I've been playing / running a fair amount of D&D 5e oneshots at the local games cafe recently (the owner says they often get RPG curious people asking about D&D and has persuaded some of the regular RPG evening attendees to run it more often). As a result of this I have been thinking about the inspiration mechanic.
Briefly inspiration works like this –
The Dungeon Master can reward you for playing your character in a way that’s true to his or her personality traits. Typically, DMs award inspiration when you play out your personality traits, give in to the drawbacks presented by a flaw or bond, and otherwise portray your character in a compelling way. You either have inspiration or you don’t. If you have inspiration, you can expend it when you make a roll to get advantage – you roll two d20's and take the higher result. Or you can give it to another player to use if their character does something cool and interesting. The DMs guide recommends awarding it once per player, per session, but that isn't a rule.
A fair chunk of character creation involves selecting or creating or randomly rolling for the ideals, flaws, and bonds, based on your character's background.
I wasn't paying a lot of attention when 5e, D&D NExt as it was, first emerged but I seem to recall a certain amount of triamphalism from some quarters – personality mechanics in D&D! The indie gamers have won! etc.
Aaaaaand I've never seen any DM actually use it or award inspiration in any of the one-shot games I've played in. Perhaps this is just local play culture, or different in ongoing games, who knows. Anyway, when I took a turn running I figured I would see how it actually worked in play. I made sure to point it out to the players, took note of their ideals and flaws etc. and actually awarded inspiration. A lot, becasue hitting the triggers seemed pretty easy, although this might vary from adventure to adventure, I had some village based oneshots with lots of opportunity for interacting in the group and with villagers. In a "you start at the entrance to a dungeon" sort of session this might be a bit more difficult.
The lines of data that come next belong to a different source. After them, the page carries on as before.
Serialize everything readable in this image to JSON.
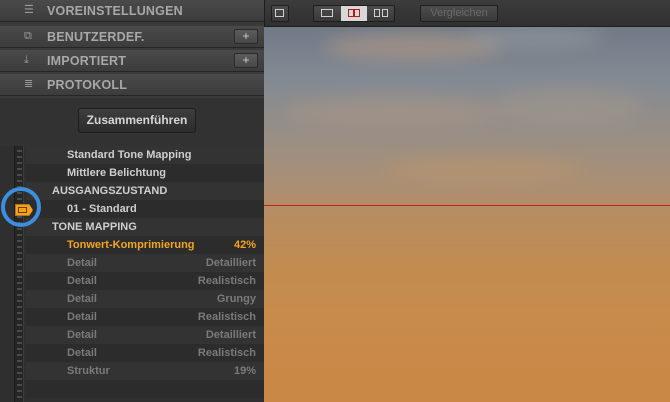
{
  "sections": [
    {
      "label": "VOREINSTELLUNGEN",
      "icon": "presets-list-icon",
      "has_add": false
    },
    {
      "label": "BENUTZERDEF.",
      "icon": "user-presets-icon",
      "has_add": true
    },
    {
      "label": "IMPORTIERT",
      "icon": "import-icon",
      "has_add": true
    },
    {
      "label": "PROTOKOLL",
      "icon": "history-log-icon",
      "has_add": false
    }
  ],
  "add_label": "+",
  "merge_button": "Zusammenführen",
  "history": [
    {
      "label": "Standard Tone Mapping",
      "value": "",
      "kind": "normal"
    },
    {
      "label": "Mittlere Belichtung",
      "value": "",
      "kind": "normal"
    },
    {
      "label": "AUSGANGSZUSTAND",
      "value": "",
      "kind": "group"
    },
    {
      "label": "01 - Standard",
      "value": "",
      "kind": "normal"
    },
    {
      "label": "TONE MAPPING",
      "value": "",
      "kind": "group"
    },
    {
      "label": "Tonwert-Komprimierung",
      "value": "42%",
      "kind": "active"
    },
    {
      "label": "Detail",
      "value": "Detailliert",
      "kind": "dim"
    },
    {
      "label": "Detail",
      "value": "Realistisch",
      "kind": "dim"
    },
    {
      "label": "Detail",
      "value": "Grungy",
      "kind": "dim"
    },
    {
      "label": "Detail",
      "value": "Realistisch",
      "kind": "dim"
    },
    {
      "label": "Detail",
      "value": "Detailliert",
      "kind": "dim"
    },
    {
      "label": "Detail",
      "value": "Realistisch",
      "kind": "dim"
    },
    {
      "label": "Struktur",
      "value": "19%",
      "kind": "dim"
    },
    {
      "label": "",
      "value": "",
      "kind": "dim"
    }
  ],
  "toolbar": {
    "compare_label": "Vergleichen",
    "view_modes": [
      "single-view",
      "split-view",
      "side-by-side-view"
    ],
    "active_view": "split-view"
  },
  "colors": {
    "accent": "#f2a51e",
    "selection_ring": "#3e8edf",
    "split_line": "#c81f1f"
  }
}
So I found the rule pretty un-inspiring (sorry). It was easy to hit the triggers, without the players particularly trying as far as I could tell, so I had often awarded it to pretty much the whole group in the first half hour of play. Keeping track of each characters personality traits was fiddly and the actions that gained inspiration rarely had a big impact on the direction of play, although it was sometimes fun to shine a spotlight on an aspect of their character. I could have done without the character whose personality seemed to be "I'm really irritating", but I can't say the player, who clearly had a bit more D&D experience than most of the others, was going against the spirit of the rules and clearly didn't need inspiration to encourage them (sign, gamers – what can you do?).
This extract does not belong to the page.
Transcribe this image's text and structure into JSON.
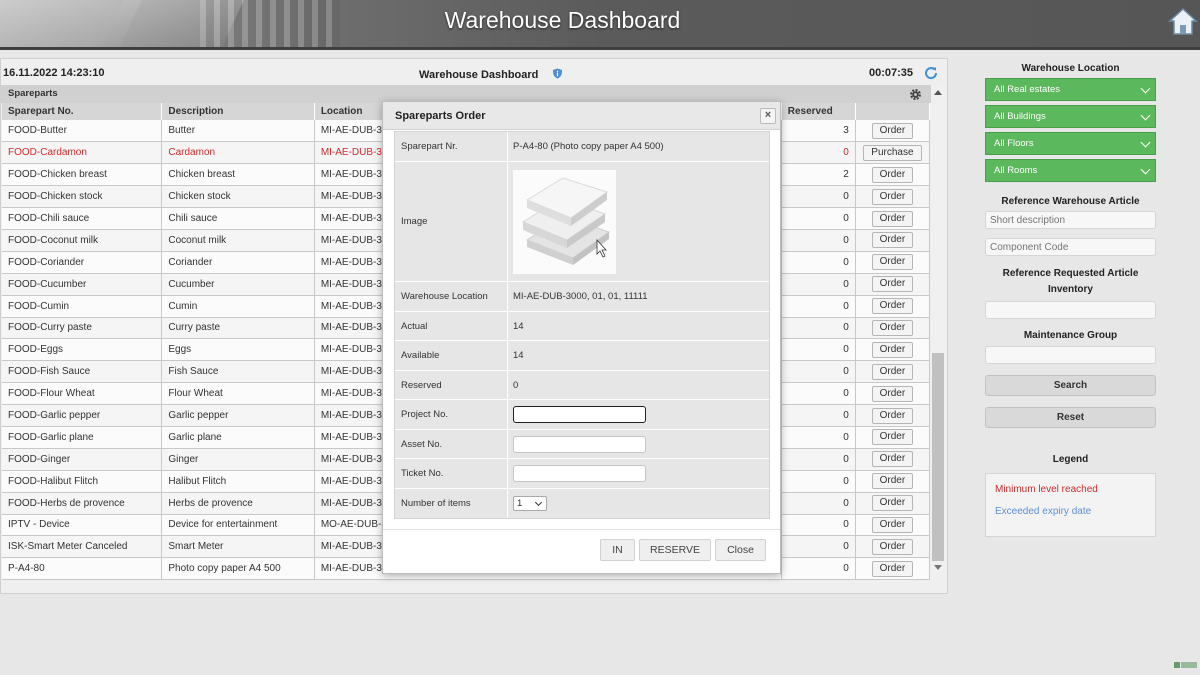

And having Inspiration also didn't make much difference to play. Players did use it, when they remembered / were prodded by each other, but rarely did this seem particularly tied back to the source of inspiration or to be saved for climatic moments. I probably made a mistake in letting it get used retrospectively, i.e. to reroll a failed roll, although the rules seem to be silent as to whether that's wrong or not. The players therefore probably succeeded a little more than they otherwie would have but this seemed to have little impact on the game in the context of the scenarios I was using, with balanced encounters as per the rules. There never seemed to be situations where a character might have died but for their inspiration, for example.
What are other peoples experience of this in play?